It’s true. All of us working in advocacy land are genuinely thrilled about this new law that went into effect April 1, 2013. Of course it seems odd to be so excited about something so cryptic, but hear me out. This is a giant victory for batterer accountability and enhanced protection for survivors of abuse. For the past seven years, folks have lobbied tirelessly to strengthen laws to prosecute assailants who use lethal force like strangulation. Previously, strangling someone to the point of unconsciousness was categorized as a simple misdemeanor domestic assault and battery. The maximum punishment for a charge like that is up to 93 days in jail, but most likely an assailant would receive some form of probation. Sometimes he may even get the chance to have the case disappear from public record after a successful completion of probation. Suffice it to say, this was not the kind of accountability/justice/safety most victims were looking for.

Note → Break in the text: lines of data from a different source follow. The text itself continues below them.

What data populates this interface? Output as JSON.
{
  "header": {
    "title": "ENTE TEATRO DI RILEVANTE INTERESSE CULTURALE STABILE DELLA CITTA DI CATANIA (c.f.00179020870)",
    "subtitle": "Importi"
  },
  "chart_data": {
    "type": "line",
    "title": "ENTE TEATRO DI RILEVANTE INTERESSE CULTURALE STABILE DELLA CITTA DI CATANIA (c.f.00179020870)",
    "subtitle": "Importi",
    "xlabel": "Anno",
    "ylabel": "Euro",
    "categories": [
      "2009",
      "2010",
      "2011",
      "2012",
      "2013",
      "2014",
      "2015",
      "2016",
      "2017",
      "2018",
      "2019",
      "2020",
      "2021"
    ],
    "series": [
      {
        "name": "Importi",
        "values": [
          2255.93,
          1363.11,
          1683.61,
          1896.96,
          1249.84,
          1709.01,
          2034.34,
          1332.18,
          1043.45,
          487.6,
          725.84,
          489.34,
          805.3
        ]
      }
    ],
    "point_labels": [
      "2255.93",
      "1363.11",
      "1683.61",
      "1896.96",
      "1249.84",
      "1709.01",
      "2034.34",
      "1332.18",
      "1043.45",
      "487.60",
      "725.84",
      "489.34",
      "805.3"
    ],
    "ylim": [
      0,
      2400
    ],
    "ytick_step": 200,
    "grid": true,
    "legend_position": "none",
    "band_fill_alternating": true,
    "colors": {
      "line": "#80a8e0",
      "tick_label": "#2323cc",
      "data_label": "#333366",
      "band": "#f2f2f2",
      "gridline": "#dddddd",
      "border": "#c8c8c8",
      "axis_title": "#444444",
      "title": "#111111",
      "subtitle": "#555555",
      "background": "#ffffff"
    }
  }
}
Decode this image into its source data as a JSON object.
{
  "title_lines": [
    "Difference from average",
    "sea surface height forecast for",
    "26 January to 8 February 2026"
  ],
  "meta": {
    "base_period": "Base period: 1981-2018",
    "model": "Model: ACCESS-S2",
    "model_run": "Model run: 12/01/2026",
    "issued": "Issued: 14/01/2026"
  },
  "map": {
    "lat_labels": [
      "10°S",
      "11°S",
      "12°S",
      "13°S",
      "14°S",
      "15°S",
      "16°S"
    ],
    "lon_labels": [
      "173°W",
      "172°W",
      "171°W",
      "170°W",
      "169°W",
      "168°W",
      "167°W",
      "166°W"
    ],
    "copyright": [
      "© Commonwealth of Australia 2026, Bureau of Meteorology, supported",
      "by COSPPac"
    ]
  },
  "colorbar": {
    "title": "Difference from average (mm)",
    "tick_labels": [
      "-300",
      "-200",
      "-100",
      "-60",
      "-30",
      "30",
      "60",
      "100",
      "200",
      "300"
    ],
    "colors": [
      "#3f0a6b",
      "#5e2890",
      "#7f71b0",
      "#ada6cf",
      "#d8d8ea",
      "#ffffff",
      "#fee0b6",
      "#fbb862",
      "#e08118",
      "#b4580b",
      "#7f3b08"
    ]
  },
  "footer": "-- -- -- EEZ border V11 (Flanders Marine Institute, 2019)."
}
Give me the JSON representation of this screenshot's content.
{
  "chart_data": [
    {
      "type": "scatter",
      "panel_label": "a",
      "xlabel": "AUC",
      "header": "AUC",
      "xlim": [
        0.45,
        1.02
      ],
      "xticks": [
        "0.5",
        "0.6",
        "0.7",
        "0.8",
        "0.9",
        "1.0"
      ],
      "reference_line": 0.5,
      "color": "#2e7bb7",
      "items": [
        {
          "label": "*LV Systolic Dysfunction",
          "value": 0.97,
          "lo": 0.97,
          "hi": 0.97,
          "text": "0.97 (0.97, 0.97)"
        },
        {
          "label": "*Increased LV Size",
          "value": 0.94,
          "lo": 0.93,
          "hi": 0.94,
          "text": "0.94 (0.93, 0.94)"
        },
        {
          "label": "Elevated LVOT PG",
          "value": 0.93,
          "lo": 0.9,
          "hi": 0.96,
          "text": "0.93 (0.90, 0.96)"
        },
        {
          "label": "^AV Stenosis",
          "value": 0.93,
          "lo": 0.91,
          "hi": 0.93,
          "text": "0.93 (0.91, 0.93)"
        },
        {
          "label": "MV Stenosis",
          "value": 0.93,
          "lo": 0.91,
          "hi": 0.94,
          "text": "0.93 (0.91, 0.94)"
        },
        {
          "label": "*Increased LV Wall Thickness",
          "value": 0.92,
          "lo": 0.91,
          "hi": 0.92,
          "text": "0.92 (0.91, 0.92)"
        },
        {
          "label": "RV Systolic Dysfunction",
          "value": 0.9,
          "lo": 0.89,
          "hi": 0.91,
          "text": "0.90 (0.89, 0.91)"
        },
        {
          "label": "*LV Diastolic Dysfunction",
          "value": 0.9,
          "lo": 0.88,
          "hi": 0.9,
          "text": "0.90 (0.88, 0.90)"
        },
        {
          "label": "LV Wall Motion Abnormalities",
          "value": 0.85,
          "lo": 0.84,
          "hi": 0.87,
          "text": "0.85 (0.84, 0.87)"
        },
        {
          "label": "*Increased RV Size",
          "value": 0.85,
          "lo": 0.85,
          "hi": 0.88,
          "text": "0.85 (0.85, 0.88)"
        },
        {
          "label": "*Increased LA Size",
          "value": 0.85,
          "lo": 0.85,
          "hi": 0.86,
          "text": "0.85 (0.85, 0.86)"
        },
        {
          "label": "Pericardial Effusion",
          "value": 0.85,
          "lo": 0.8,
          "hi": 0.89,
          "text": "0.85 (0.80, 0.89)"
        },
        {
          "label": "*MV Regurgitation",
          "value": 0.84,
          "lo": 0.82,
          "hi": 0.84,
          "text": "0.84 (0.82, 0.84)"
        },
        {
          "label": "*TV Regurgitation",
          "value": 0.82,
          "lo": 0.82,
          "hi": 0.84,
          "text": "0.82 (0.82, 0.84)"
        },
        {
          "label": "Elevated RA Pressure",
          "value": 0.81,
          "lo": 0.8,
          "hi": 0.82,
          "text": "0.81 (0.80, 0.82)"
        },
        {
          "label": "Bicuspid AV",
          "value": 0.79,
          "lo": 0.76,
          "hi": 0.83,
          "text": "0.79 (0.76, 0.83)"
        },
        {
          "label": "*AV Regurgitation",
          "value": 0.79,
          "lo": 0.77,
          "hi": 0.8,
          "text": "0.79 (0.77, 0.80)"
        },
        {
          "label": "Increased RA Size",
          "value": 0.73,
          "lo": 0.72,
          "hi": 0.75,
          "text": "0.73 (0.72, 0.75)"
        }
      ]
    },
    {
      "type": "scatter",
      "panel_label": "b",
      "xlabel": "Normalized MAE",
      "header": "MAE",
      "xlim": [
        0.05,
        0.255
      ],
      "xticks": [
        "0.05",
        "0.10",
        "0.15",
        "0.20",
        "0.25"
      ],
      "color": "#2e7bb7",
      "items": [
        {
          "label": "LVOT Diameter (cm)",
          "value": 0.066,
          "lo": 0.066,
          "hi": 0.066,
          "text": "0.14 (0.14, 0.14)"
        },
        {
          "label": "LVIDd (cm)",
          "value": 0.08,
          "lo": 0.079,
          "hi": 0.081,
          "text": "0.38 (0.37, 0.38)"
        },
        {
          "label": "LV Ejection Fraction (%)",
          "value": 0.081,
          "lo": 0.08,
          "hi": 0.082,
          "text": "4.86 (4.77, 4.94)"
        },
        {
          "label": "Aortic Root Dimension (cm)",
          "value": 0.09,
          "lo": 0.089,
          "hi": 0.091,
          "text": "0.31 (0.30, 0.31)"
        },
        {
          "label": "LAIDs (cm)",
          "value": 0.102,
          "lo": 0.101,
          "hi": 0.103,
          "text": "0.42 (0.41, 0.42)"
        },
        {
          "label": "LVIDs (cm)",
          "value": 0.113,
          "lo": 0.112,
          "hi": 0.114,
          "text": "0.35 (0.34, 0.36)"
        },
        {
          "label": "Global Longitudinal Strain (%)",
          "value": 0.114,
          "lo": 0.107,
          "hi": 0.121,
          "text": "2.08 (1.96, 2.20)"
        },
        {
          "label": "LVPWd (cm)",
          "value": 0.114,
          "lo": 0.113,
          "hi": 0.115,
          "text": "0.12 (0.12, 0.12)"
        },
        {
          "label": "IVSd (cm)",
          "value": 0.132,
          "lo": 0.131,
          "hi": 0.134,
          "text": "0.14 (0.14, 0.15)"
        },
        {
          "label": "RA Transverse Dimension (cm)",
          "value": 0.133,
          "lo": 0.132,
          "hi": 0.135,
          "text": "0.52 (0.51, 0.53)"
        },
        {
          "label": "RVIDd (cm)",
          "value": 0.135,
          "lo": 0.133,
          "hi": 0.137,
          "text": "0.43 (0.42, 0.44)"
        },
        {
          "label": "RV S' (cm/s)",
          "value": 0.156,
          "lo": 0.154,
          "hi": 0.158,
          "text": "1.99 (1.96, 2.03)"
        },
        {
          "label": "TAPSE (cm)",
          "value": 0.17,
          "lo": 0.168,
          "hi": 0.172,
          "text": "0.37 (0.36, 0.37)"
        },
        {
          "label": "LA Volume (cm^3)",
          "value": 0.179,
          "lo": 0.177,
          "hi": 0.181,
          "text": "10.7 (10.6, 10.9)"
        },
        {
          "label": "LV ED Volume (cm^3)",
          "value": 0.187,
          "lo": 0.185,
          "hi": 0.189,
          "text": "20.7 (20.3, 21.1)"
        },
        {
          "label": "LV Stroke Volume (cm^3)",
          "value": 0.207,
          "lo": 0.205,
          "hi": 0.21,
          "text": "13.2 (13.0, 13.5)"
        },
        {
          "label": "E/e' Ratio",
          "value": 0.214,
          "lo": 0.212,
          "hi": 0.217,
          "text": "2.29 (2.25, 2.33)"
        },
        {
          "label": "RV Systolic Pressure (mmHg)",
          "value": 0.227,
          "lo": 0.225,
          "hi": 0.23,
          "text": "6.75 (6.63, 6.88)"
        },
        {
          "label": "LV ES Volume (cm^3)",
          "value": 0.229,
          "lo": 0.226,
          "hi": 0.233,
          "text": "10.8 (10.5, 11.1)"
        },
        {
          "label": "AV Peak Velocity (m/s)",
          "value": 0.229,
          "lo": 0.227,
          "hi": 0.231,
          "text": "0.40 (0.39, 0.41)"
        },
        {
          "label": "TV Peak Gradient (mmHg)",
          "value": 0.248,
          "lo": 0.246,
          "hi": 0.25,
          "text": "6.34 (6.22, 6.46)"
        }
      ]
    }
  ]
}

The new law makes strangulation or suffocation a felony punishable by imprisonment for up to 10 years and/or a fine of up to $5,000. Strangling is defined as “intentionally impeding normal breathing or circulation of the blood by applying pressure on the throat or neck or by blocking the nose or mouth of another person.” Strangling is commonly mixed up with choking. They are not the same thing. If an abuser had forcefully shoved grapes down into a woman’s trachea to cut off her air passages, then yes, he choked her. Deliberately grabbing a woman’s neck and squeezing until she blacks out, is quite another situation. I cannot emphasize enough the level of danger and lethality that coincide with strangulation. It is literally a matter of seconds that can mean the difference between irreparable brain damage and death. Even a small amount of force applied in just the right area can be fatal. Loss of consciousness can happen in seven to thirteen seconds, the body can entirely expire in four minutes. That is not a lot of time by any stretch.
As an advocate, a major red flag always goes up for me when a client discloses that she was strangled. It is a big deal. Period. We have a well-documented list of proven “lethality indicators” that show how dangerous an abuser is becoming based on his current behaviors. Strangulation tops the list followed by biting, making threats to kill, sexual assault and having access to weapons, just to name a few. When I mention how serious this act is to clients, none are surprised. They know how close they came to death. Many have said verbatim, “I honestly thought he was going to kill me. I saw my life flash before my eyes.” That is not to be taken lightly. Thankfully these particular clients were able to survive their attacks, many women do not. Strangulation accounts for 10% of all violent deaths annually in the U.S. Women are six times more likely to be strangled than men. This is absolutely gendered violence. Feel free to click here for more facts on strangulation.
So far two cities in Oakland County have already charged the new strangulation felony. Not bad for a 39 day old law. I applaud our partners in law enforcement as well as the Oakland County Prosecutor’s Office for taking these crimes as seriously as we do; and for being the first in the state of Michigan to lead the way. I encourage them to continue in their commitment to a coordinated community response to end domestic violence. Everyone is affected by these dangerous crimes. Please spread the word.